Dubai: WhatsApp, the Facebook Inc. owned messaging service, will continue to offer businesses the ability to communicate with customers, according to a senior Facebook executive.

There has been speculation in recent months that the app might adopt a more commercial approach, following the departure of WhatsApp’s two influential founders from Facebook, the company that acquired it for $19 billion in 2014.

When asked if the messaging service, which boasts 1.5 billion users, would begin serving its customers with adverts, Shant Oknayan, Facebook’s business lead for the Middle East, North Africa, and Pakistan, said he wasn’t aware of any such plans.

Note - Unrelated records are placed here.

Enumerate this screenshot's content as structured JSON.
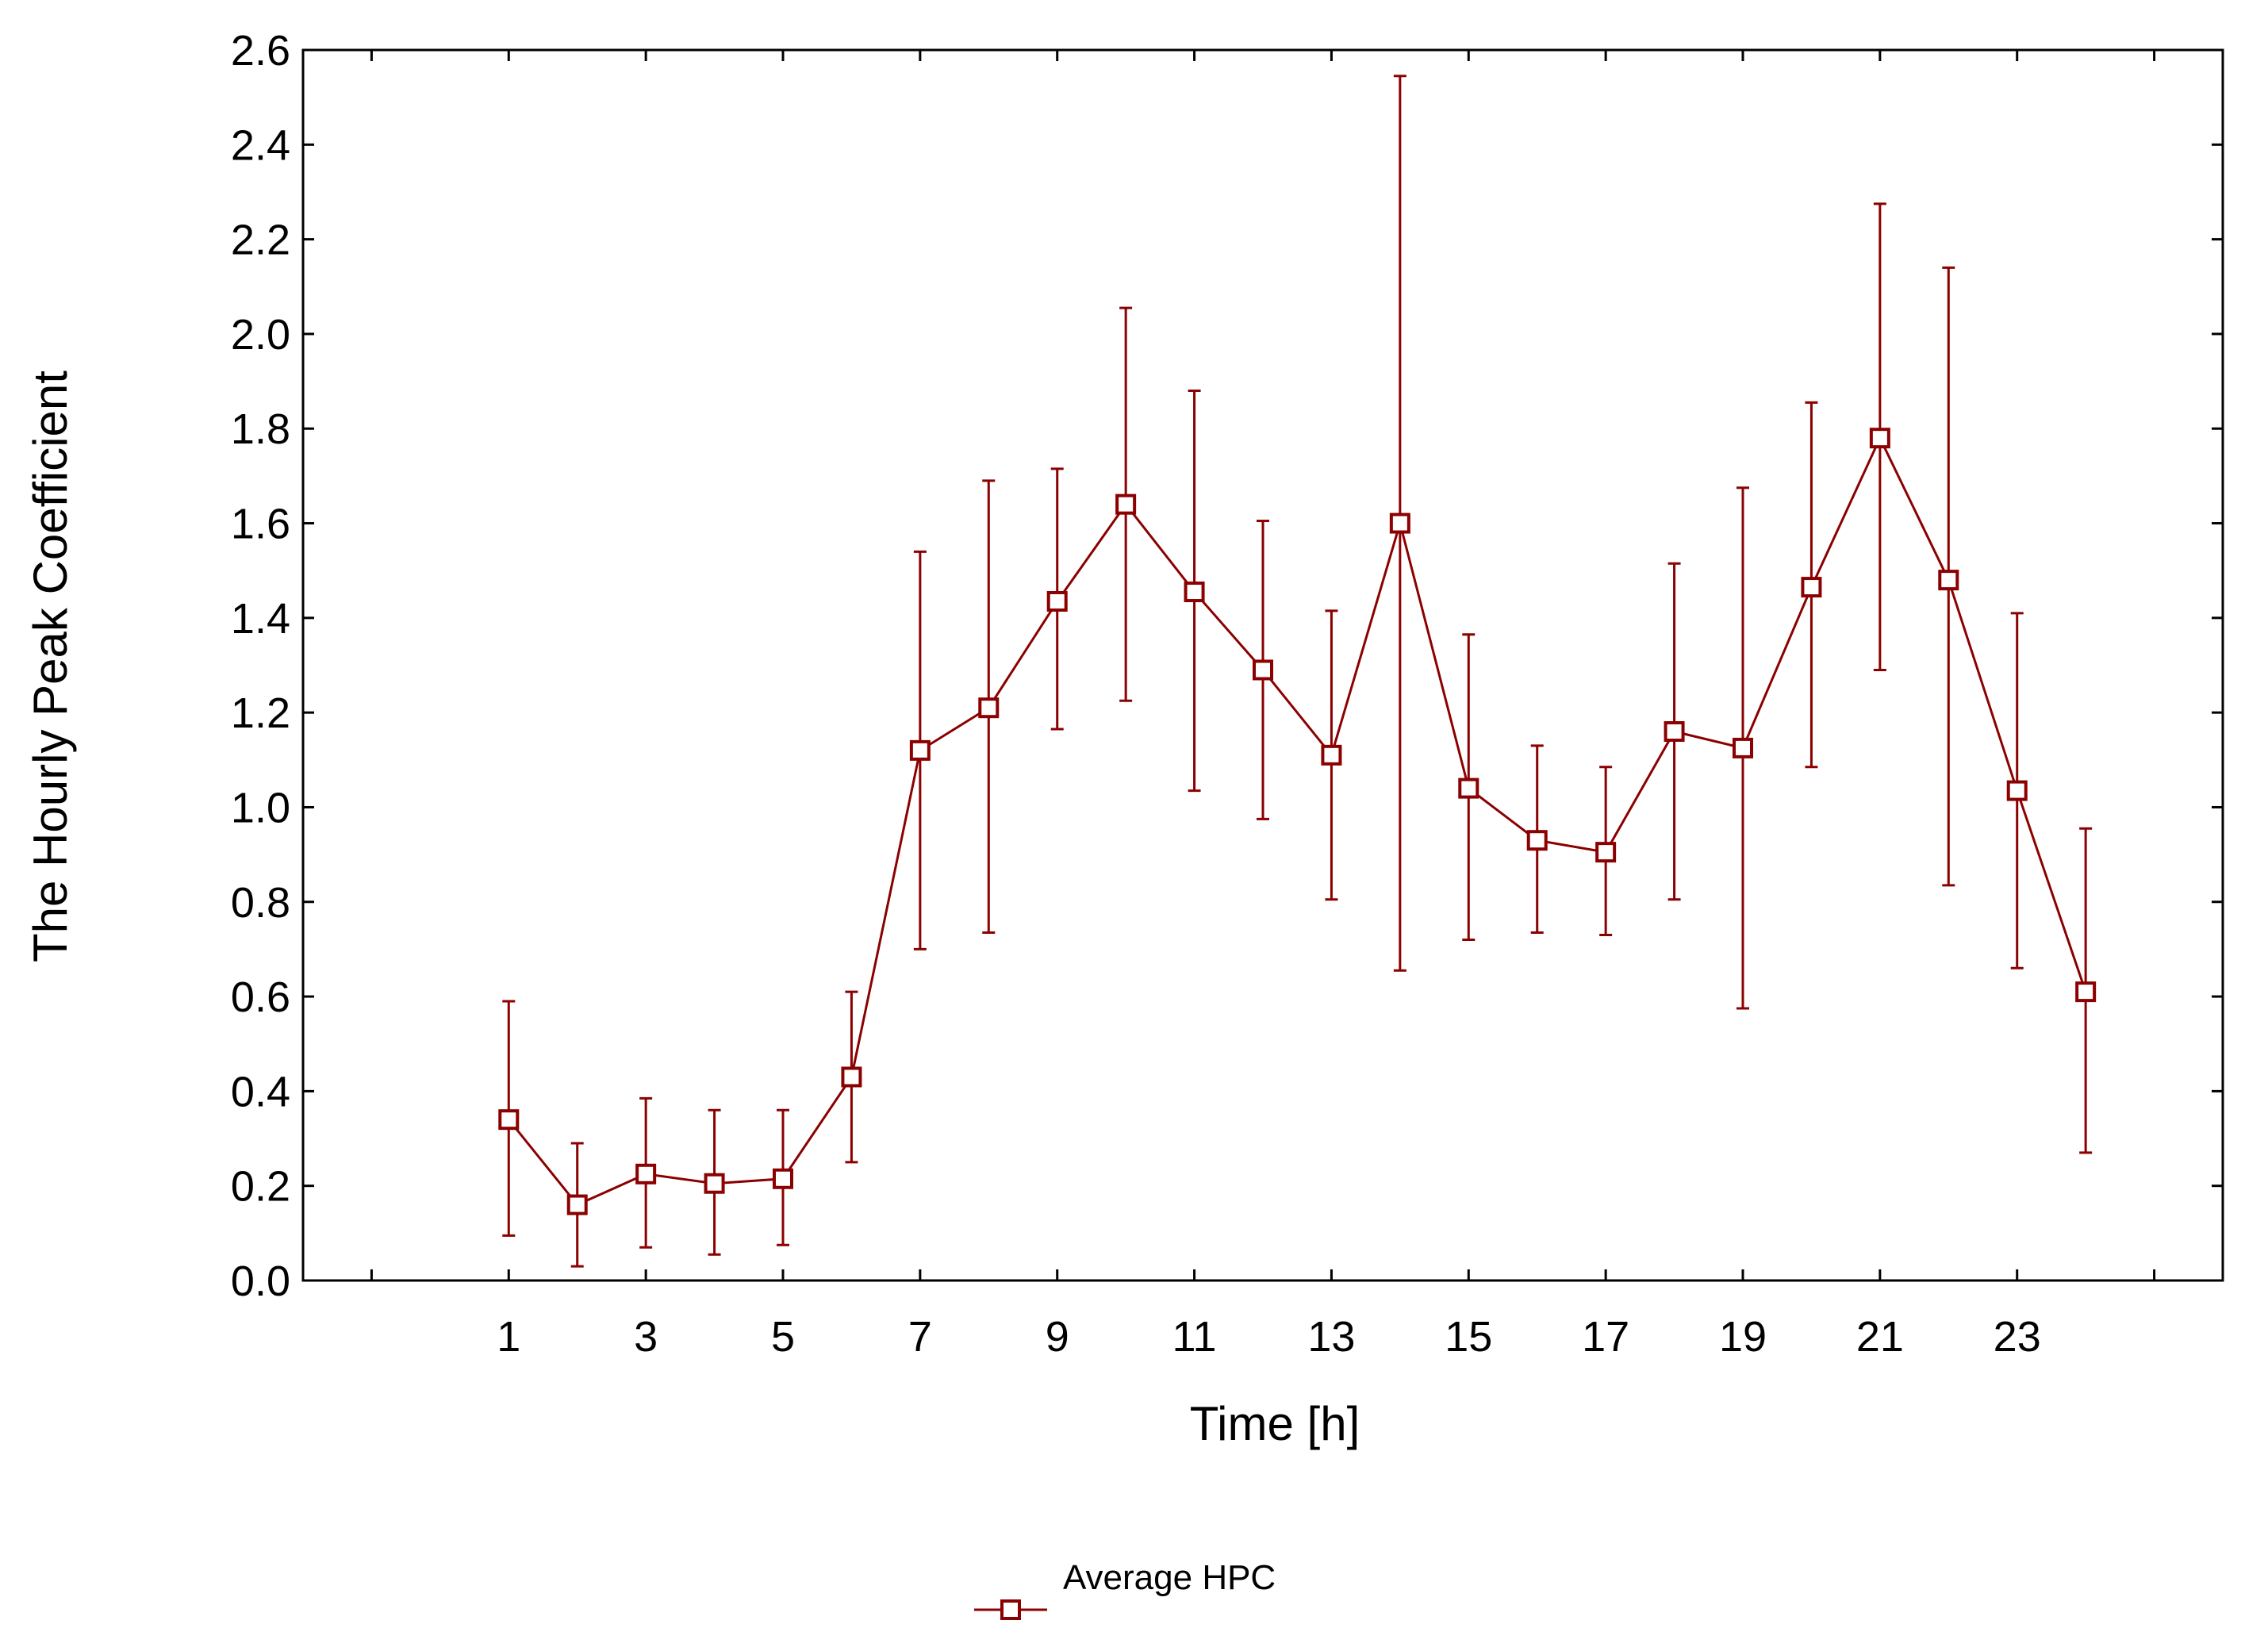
{
  "chart_data": {
    "type": "line",
    "title": "",
    "xlabel": "Time [h]",
    "ylabel": "The Hourly Peak Coefficient",
    "xlim": [
      -2,
      26
    ],
    "ylim": [
      0,
      2.6
    ],
    "x_tick_labels": [
      "1",
      "3",
      "5",
      "7",
      "9",
      "11",
      "13",
      "15",
      "17",
      "19",
      "21",
      "23"
    ],
    "y_tick_labels": [
      "0.0",
      "0.2",
      "0.4",
      "0.6",
      "0.8",
      "1.0",
      "1.2",
      "1.4",
      "1.6",
      "1.8",
      "2.0",
      "2.2",
      "2.4",
      "2.6"
    ],
    "x_minor_ticks": [
      -1,
      1,
      3,
      5,
      7,
      9,
      11,
      13,
      15,
      17,
      19,
      21,
      23,
      25
    ],
    "grid": false,
    "legend_position": "bottom-center",
    "series": [
      {
        "name": "Average HPC",
        "color": "#8b0000",
        "marker": "open-square",
        "x": [
          1,
          2,
          3,
          4,
          5,
          6,
          7,
          8,
          9,
          10,
          11,
          12,
          13,
          14,
          15,
          16,
          17,
          18,
          19,
          20,
          21,
          22,
          23,
          24
        ],
        "y": [
          0.34,
          0.16,
          0.225,
          0.205,
          0.215,
          0.43,
          1.12,
          1.21,
          1.435,
          1.64,
          1.455,
          1.29,
          1.11,
          1.6,
          1.04,
          0.93,
          0.905,
          1.16,
          1.125,
          1.465,
          1.78,
          1.48,
          1.035,
          0.61
        ],
        "error_low": [
          0.095,
          0.03,
          0.07,
          0.055,
          0.075,
          0.25,
          0.7,
          0.735,
          1.165,
          1.225,
          1.035,
          0.975,
          0.805,
          0.655,
          0.72,
          0.735,
          0.73,
          0.805,
          0.575,
          1.085,
          1.29,
          0.835,
          0.66,
          0.27
        ],
        "error_high": [
          0.59,
          0.29,
          0.385,
          0.36,
          0.36,
          0.61,
          1.54,
          1.69,
          1.715,
          2.055,
          1.88,
          1.605,
          1.415,
          2.545,
          1.365,
          1.13,
          1.085,
          1.515,
          1.675,
          1.855,
          2.275,
          2.14,
          1.41,
          0.955
        ]
      }
    ]
  }
}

“I wouldn’t be privy to that kind of information,” he said, adding that “the set up that WhatsApp has today in terms of what’s available for businesses is more of a messaging tool.”

Pointing to Careem, which recently launched a dedicated customer service WhatsApp number across all of its markets, as an example, Oknayan said that the platform would allow companies to constantly communicate with its customers.

“At the moment it’s going down that path … regardless of the dynamics that have happened within the organisation itself,” he added.

WhatsApp chief executive and founder Jan Koum, who announced he was leaving Facebook in April, was known for being vehemently against running adverts on the platform.

Experts say, however, that the free app is now under pressure to make money.